Taha Yildirim

**Name of the Vulnerable Software and Affected Versions** Hotech Software Inc. Otello versions 2.4.0 through 2.4.3 **Description** The software contains an Improper Neutralization of Input During Web Page Generation issue, specifically a Stored Cross-site Scripting (XSS) condition. This allows for the injection of malicious scripts into web pages. The issue impacts the Otello application. Cross-site scripting (XSS) is a type of security flaw that allows attackers to inject malicious code into websites viewed by other users. **Recommendations** Update to a version later than 2.4.3.

**Name of the Vulnerable Software and Affected Versions** Kron PAM versions prior to 3.7 **Description** Kron PAM is susceptible to a denial-of-service (DoS) attack due to unrestricted resource allocation. This allows an attacker to exhaust system resources via HTTP requests. **Recommendations** Update Kron PAM to version 3.7 or later.
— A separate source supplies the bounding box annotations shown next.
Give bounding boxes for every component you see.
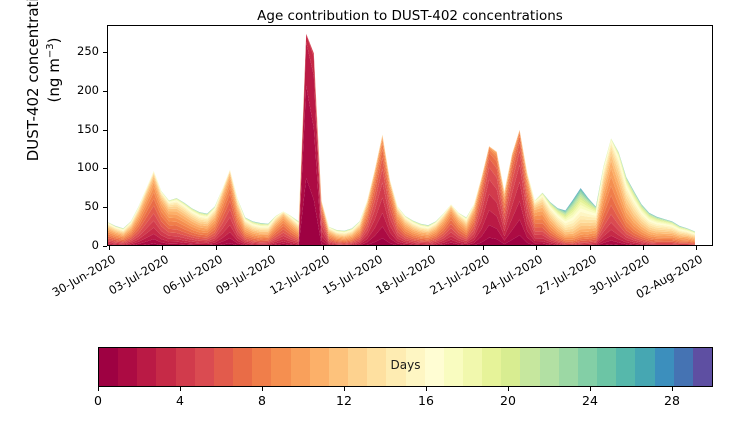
y-tick-label: 50	[84, 199, 99, 213]
colorbar-segment	[463, 348, 482, 386]
colorbar-segment	[559, 348, 578, 386]
colorbar-segment	[118, 348, 137, 386]
colorbar-segment	[444, 348, 463, 386]
colorbar-tick-label: 16	[418, 393, 434, 408]
y-tick-mark	[103, 91, 107, 92]
colorbar-tick-mark	[426, 387, 427, 391]
y-axis-label-line2: (ng m−3)	[42, 0, 63, 185]
x-tick-mark	[162, 246, 163, 250]
colorbar-tick-mark	[508, 387, 509, 391]
colorbar	[98, 347, 713, 387]
colorbar-tick-label: 28	[664, 393, 680, 408]
colorbar-tick-label: 4	[176, 393, 184, 408]
x-tick-mark	[696, 246, 697, 250]
x-tick-mark	[216, 246, 217, 250]
colorbar-tick-label: 24	[582, 393, 598, 408]
y-tick-mark	[103, 168, 107, 169]
x-tick-mark	[590, 246, 591, 250]
colorbar-segment	[425, 348, 444, 386]
colorbar-segment	[406, 348, 425, 386]
y-axis-label-exponent: −3	[45, 43, 56, 58]
colorbar-tick-label: 0	[94, 393, 102, 408]
colorbar-segment	[156, 348, 175, 386]
y-tick-label: 150	[77, 122, 99, 136]
y-tick-label: 200	[77, 83, 99, 97]
colorbar-segment	[616, 348, 635, 386]
y-tick-label: 0	[92, 238, 99, 252]
colorbar-tick-mark	[672, 387, 673, 391]
y-axis-label-line1: DUST-402 concentration	[24, 0, 42, 185]
colorbar-segment	[271, 348, 290, 386]
colorbar-segment	[176, 348, 195, 386]
x-tick-mark	[536, 246, 537, 250]
colorbar-tick-mark	[344, 387, 345, 391]
y-tick-label: 100	[77, 160, 99, 174]
colorbar-segment	[367, 348, 386, 386]
colorbar-segment	[329, 348, 348, 386]
colorbar-segment	[310, 348, 329, 386]
colorbar-segment	[214, 348, 233, 386]
colorbar-segment	[252, 348, 271, 386]
y-tick-label: 250	[77, 44, 99, 58]
page-title: Age contribution to DUST-402 concentrati…	[107, 8, 713, 24]
colorbar-segment	[233, 348, 252, 386]
y-tick-mark	[103, 130, 107, 131]
x-tick-mark	[429, 246, 430, 250]
colorbar-tick-mark	[590, 387, 591, 391]
colorbar-segment	[655, 348, 674, 386]
colorbar-segment	[137, 348, 156, 386]
x-tick-mark	[643, 246, 644, 250]
x-tick-mark	[269, 246, 270, 250]
colorbar-segment	[99, 348, 118, 386]
colorbar-segment	[291, 348, 310, 386]
y-tick-mark	[103, 207, 107, 208]
colorbar-tick-mark	[180, 387, 181, 391]
x-tick-mark	[109, 246, 110, 250]
colorbar-segment	[597, 348, 616, 386]
colorbar-segment	[578, 348, 597, 386]
colorbar-segment	[501, 348, 520, 386]
y-axis-label-paren: )	[45, 38, 63, 44]
colorbar-segment	[635, 348, 654, 386]
colorbar-segment	[540, 348, 559, 386]
y-axis-label-units: (ng m	[45, 58, 63, 102]
chart-figure: Age contribution to DUST-402 concentrati…	[0, 0, 730, 425]
x-tick-mark	[323, 246, 324, 250]
colorbar-tick-label: 12	[336, 393, 352, 408]
y-tick-mark	[103, 246, 107, 247]
colorbar-segment	[693, 348, 712, 386]
plot-area	[107, 25, 713, 246]
colorbar-segment	[674, 348, 693, 386]
colorbar-tick-label: 8	[258, 393, 266, 408]
colorbar-segment	[482, 348, 501, 386]
colorbar-tick-mark	[262, 387, 263, 391]
y-tick-mark	[103, 52, 107, 53]
y-axis-label: DUST-402 concentration (ng m−3)	[24, 0, 54, 185]
colorbar-segment	[386, 348, 405, 386]
x-tick-mark	[376, 246, 377, 250]
stacked-area-svg	[108, 26, 713, 246]
x-tick-mark	[483, 246, 484, 250]
colorbar-segment	[520, 348, 539, 386]
colorbar-tick-mark	[98, 387, 99, 391]
colorbar-segment	[348, 348, 367, 386]
colorbar-segment	[195, 348, 214, 386]
colorbar-tick-label: 20	[500, 393, 516, 408]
**Name of the Vulnerable Software and Affected Versions** Kron PAM versions prior to 3.7 **Description** Kron PAM is susceptible to a Stored Cross-site Scripting (XSS) issue due to improper neutralization of input during web page generation. This allows for the injection of malicious scripts. **Recommendations** Update Kron PAM to version 3.7 or later.

**Name of the Vulnerable Software and Affected Versions** Bitbucket Data Center versions 8.0.0 through 8.9.12 Bitbucket Data Center versions 8.19.0 through 8.19.1 **Description** The issue is an open redirect vulnerability that allows an unauthenticated attacker to redirect a victim user upon login to Bitbucket Data Center to any arbitrary site. This can be utilized for further exploitation and has low impact to confidentiality, with no impact to integrity and availability, requiring user interaction. **Recommendations** For Bitbucket Data Center versions 8.0.0 through 8.9.12, upgrade to version 8.9.13 or later. For Bitbucket Data Center versions 8.19.0 through 8.19.1, upgrade to version 8.19.2 or later.